Quantizing Large Language Models for Code Generation: A Differentiated Replication
Alessandro Giagnorio, Antonio Mastropaolo, Saima Afrin, Massimiliano Di Penta, Gabriele Bavota
TL;DR
The paper investigates how Additive Quantization with Learned Multi-Codebooks (AQLM) can compress large code-focused LLMs (CodeLlama and DeepSeek-Coder up to 34B) for code generation without substantial performance loss. By evaluating 8-, 4-, 3-, and 2-bit quantization across Python and Java tasks using multiple calibration datasets, the authors find that 4-bit quantization yields about a 70% memory reduction with minimal impact on pass@1, while 3- and 2-bit quantization require code-centric calibration and larger models to mitigate losses. The study extends prior work by incorporating larger models, more languages, and state-of-the-art extreme quantization techniques, and demonstrates that extreme quantization becomes more viable as model size grows. The work provides empirical guidance for deploying efficient, locally runnable code-LLMs and releases replication artifacts to support further research in efficient software engineering AI pipelines.
Abstract
Large Language Models (LLMs) have shown an impressive capability in code generation and, specifically, to automatically implement requirements described in natural language.
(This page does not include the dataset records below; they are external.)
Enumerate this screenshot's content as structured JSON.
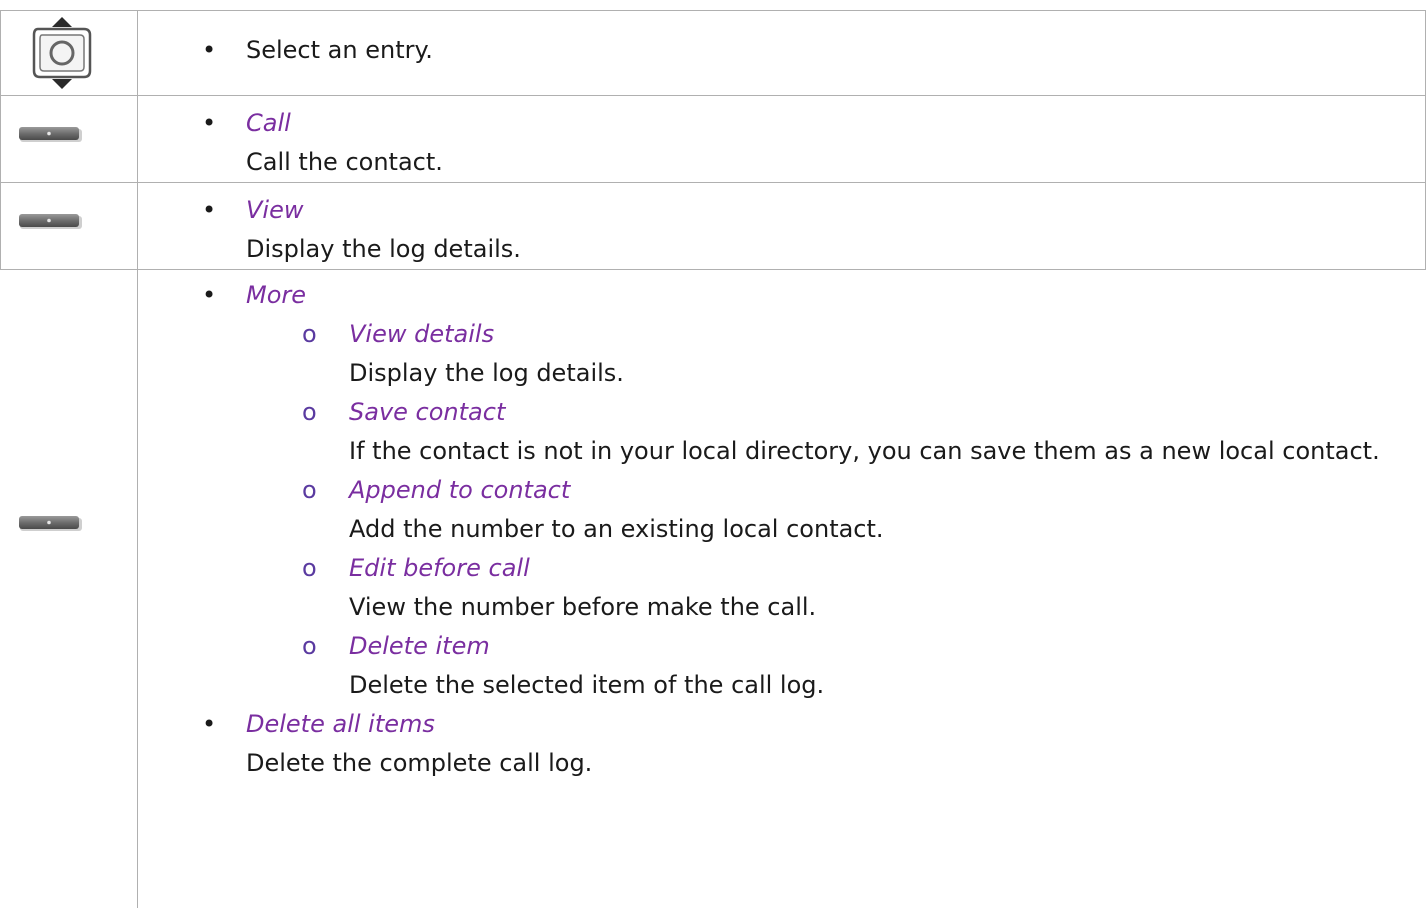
{
  "rows": [
    {
      "icon": "navigator-icon",
      "text": "Select an entry."
    },
    {
      "icon": "softkey-icon",
      "option": "Call",
      "description": "Call the contact."
    },
    {
      "icon": "softkey-icon",
      "option": "View",
      "description": "Display the log details."
    },
    {
      "icon": "softkey-icon",
      "option": "More",
      "subitems": [
        {
          "option": "View details",
          "description": "Display the log details."
        },
        {
          "option": "Save contact",
          "description": "If the contact is not in your local directory, you can save them as a new local contact."
        },
        {
          "option": "Append to contact",
          "description": "Add the number to an existing local contact."
        },
        {
          "option": "Edit before call",
          "description": "View the number before make the call."
        },
        {
          "option": "Delete item",
          "description": "Delete the selected item of the call log."
        }
      ],
      "extra_option": "Delete all items",
      "extra_description": "Delete the complete call log."
    }
  ],
  "bullet_symbol": "•",
  "sub_bullet_symbol": "o",
  "colors": {
    "option_text": "#7a2ea0",
    "body_text": "#1a1a1a",
    "border": "#b0b0b0"
  }
}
The LLM effectiveness generally increases with its size: The higher the number of LLM's trainable parameters the better its ability to implement code. However, when it comes to deploying LLM-based code generators, larger LLMs pose significant challenges related to their memory (and, consequently, carbon) footprint. A previous work by Wei et al. proposed to leverage quantization techniques to reduce the memory footprint of LLM-based code generators without substantially degrading their effectiveness. In short, they studied LLMs featuring up to 16B parameters, quantizing their precision from floating point 32 bits down to int 8 bits and showing their limited impact on code generation performance. Given the fast pace at which LLM capabilities and quantization techniques are evolving, in this work we present a differentiated replication of the work by Wei et al. in which we consider (i) on the one side, more recent and larger code-related LLMs, of up to 34B parameters; (ii) the latest advancements in model quantization techniques, which allow pushing the compression to the extreme quantization level of 2 bits per model parameter and; (iii) different types of calibration datasets to guide the quantization process, including code-specific ones. Our empirical evaluation reveals that the new frontier for LLM quantization is 4-bit precision, resulting in an average memory footprint reduction of 70% compared to the original model without observing any significant decrease in performance. Additionally, when the quantization becomes even more extreme (3 and 2 bits), a code-specific calibration dataset helps to limit the loss of performance.